Seven Key Steps Toward a Digital Supply Chain Transformation
The path to digital transformation is not one-size-fits-all. However, there are essential steps that can guide your journey, all beginning with the simple question: How can we leverage data to solve problems?
- Establish a solid foundation: Identify and rectify any existing supply chain performance issues before implementing new technology. This step ensures that you’re not simply digitizing inefficient processes.
- Foster cross-functional collaboration: Avoid isolating functions like procurement and manufacturing. Instead, concentrate on how various stakeholders can collaboratively achieve business objectives. Consider conducting a survey to understand needs and evaluate awareness.
- Set business goals beyond just operational efficiency: For instance, improved demand planning could be a target. A digital supply chain can provide a more transparent view of the relationship between raw materials and finished products, answering questions like: How would a missed purchase order from Supplier A affect our product catalogue?
- Secure enterprise-wide buy-in: Beyond your dedicated team, ensure that the digital transformation message reaches everyone in the organization, from senior leadership to shop floor staff. On the technology front, adopt an agile development approach, which focuses on achieving incremental goals within cross-functional teams working toward a larger objective.
- Assess your existing data: Evaluate the supply chain information you’re already collecting and identify opportunities for enhancement. For example, could an algorithm automate the process of calculating safety stock, providing more accurate predictions?
- Expand your data horizons: Start considering what information can be shared between you and your suppliers in an automated way, using IoT and APIs. This reciprocal data sharing can enhance visibility and efficiency.
- Prioritize initiatives: Identify quick wins that can generate immediate value.

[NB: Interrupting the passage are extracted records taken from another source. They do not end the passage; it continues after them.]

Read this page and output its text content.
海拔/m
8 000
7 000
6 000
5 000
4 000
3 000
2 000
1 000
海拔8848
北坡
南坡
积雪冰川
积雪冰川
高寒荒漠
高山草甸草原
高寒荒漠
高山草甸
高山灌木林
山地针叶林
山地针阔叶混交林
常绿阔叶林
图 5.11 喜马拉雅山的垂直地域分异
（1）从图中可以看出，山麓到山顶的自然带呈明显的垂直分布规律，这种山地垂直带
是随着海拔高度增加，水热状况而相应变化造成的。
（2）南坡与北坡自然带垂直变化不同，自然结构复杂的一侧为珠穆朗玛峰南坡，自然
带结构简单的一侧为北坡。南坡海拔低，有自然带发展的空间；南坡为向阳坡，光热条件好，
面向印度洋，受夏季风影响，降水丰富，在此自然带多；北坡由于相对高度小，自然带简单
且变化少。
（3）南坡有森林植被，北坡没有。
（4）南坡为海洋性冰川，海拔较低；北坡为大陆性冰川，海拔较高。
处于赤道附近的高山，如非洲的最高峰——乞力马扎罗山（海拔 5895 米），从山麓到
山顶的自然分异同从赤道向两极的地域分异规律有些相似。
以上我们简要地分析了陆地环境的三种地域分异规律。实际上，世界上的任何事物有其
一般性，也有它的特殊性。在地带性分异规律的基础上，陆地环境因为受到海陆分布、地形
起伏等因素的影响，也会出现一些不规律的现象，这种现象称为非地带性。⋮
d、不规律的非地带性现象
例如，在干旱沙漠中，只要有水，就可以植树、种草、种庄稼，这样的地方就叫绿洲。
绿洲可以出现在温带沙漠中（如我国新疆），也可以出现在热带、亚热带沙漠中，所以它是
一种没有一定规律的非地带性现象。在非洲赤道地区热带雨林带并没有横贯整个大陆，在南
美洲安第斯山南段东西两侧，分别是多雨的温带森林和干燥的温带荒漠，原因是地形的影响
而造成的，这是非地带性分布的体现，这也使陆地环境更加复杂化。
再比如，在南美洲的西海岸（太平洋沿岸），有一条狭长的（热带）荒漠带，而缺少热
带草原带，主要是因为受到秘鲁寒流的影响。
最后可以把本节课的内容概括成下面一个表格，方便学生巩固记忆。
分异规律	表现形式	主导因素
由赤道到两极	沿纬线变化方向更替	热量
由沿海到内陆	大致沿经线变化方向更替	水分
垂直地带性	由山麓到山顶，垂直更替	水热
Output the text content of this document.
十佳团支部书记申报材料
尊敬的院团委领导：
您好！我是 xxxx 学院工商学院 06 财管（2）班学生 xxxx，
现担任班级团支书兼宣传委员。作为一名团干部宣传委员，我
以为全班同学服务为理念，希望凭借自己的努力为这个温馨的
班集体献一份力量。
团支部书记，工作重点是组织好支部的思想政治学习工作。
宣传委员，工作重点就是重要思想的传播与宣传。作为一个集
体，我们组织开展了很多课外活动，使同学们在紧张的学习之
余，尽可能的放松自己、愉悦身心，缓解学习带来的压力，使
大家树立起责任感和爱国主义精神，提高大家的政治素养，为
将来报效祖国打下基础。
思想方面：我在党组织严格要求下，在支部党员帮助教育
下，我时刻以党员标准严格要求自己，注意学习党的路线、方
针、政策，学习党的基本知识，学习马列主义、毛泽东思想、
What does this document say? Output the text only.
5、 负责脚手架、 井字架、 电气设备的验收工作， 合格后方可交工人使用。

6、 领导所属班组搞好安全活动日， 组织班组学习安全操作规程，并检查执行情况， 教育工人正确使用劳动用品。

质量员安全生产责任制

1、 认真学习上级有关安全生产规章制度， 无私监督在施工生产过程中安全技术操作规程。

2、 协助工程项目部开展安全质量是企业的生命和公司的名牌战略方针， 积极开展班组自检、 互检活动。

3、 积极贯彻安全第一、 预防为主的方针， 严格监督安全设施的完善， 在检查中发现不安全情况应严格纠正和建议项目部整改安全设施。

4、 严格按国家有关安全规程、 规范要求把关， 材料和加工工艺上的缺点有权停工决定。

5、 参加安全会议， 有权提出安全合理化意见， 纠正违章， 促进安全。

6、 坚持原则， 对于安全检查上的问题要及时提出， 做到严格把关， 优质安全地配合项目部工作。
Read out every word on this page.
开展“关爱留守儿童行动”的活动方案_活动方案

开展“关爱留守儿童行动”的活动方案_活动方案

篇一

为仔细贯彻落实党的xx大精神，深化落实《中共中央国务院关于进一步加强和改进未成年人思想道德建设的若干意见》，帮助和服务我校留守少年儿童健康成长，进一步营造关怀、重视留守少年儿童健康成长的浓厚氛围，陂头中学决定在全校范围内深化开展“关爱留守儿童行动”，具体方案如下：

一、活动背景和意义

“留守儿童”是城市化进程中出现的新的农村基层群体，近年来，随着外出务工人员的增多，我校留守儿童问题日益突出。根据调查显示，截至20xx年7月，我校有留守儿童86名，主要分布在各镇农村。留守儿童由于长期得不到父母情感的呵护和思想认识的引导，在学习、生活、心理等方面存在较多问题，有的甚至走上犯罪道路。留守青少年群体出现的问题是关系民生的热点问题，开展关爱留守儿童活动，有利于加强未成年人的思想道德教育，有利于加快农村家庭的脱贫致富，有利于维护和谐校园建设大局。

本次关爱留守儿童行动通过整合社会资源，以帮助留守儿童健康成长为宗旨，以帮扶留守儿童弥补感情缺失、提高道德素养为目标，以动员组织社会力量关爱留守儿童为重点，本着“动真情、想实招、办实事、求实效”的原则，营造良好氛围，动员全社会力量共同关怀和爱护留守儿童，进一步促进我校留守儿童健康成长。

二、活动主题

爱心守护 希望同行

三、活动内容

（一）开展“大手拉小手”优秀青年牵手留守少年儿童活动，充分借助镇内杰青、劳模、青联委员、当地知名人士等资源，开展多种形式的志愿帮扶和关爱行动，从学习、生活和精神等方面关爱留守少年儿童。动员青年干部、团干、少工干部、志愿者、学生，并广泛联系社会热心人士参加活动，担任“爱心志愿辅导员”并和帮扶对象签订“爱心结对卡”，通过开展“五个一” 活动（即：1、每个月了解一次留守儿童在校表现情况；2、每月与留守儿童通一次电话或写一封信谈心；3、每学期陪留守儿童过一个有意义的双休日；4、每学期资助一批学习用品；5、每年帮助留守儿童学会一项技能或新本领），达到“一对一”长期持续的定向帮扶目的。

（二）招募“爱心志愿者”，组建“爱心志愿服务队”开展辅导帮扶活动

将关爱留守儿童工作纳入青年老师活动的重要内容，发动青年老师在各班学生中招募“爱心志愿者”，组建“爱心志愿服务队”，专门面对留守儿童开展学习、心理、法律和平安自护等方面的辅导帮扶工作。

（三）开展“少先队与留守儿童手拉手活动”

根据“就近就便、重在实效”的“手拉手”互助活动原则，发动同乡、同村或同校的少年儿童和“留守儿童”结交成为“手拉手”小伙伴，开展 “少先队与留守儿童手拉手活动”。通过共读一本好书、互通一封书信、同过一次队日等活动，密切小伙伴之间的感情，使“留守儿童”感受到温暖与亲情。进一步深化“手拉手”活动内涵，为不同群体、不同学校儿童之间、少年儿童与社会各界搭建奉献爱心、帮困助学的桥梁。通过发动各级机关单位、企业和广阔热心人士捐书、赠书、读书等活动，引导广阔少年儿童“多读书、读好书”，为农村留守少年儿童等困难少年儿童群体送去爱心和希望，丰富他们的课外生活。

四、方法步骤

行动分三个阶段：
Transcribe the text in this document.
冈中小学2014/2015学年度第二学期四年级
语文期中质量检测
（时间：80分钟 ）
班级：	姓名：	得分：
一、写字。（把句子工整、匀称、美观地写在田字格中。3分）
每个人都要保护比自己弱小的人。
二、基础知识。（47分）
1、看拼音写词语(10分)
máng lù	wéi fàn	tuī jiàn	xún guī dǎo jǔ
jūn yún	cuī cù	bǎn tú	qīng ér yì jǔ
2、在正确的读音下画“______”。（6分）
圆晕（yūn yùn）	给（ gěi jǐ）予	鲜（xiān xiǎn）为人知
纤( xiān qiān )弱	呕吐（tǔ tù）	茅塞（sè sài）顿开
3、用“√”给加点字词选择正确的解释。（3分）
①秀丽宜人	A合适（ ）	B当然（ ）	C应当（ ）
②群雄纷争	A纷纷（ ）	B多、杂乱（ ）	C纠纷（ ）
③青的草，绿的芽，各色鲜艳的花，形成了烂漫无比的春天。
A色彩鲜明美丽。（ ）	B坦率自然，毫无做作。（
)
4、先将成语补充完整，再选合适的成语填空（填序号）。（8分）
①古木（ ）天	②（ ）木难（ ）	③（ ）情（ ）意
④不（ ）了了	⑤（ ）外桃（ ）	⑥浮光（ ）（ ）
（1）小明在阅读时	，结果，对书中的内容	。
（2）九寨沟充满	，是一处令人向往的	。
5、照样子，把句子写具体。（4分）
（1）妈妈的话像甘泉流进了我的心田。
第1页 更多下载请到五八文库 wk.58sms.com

Perhaps it’s employing predictive analytics for demand planning, enhancing order processing reliability, optimizing logistics planning, automating warehouse operations, or improving end-to-end transparency and real-time disruption response.
The Future of Digital Supply Chains: From Cost Centers to Profit Engines
For organisations striving for supply chain excellence — optimizing assets, controlling costs, and ensuring timely and accurate deliveries — adopting a digital strategy is no longer an option but a necessity.
In their report, McKinsey noted the absence of a universally acknowledged ‘gold standard’ for digital supply chains, akin to the “Toyota Way”, which other organisations could emulate. The journey towards digitization can often be hindered by a fixation on a single process or metric, an overly IT-centric approach lacking a robust business champion, or challenges in securing necessary funding and talent.
Yet, even before the pandemic, 66% of 234 supply chain professionals surveyed by benchmarking consultancy APQC indicated that implementing new technologies and capabilities was a top priority. Recent surveys reiterate this sentiment, with technology investments emerging as the top area where CFOs are willing to increase spending.
In an era of persistent uncertainty, these investments are not just desirable but essential. The digitization of supply chains can build more resilient operations. According to Boston Consulting Group, digital supply chains can reduce costs by up to 20%, augment EBITDA, increase revenue by up to 6%, and enhance customer service by up to 30%.
As digital supply chains evolve, they transition from being mere cost centers to profitable entities, becoming the nucleus of innovative business models. The future of supply chains is digital, and the journey towards this future has already begun.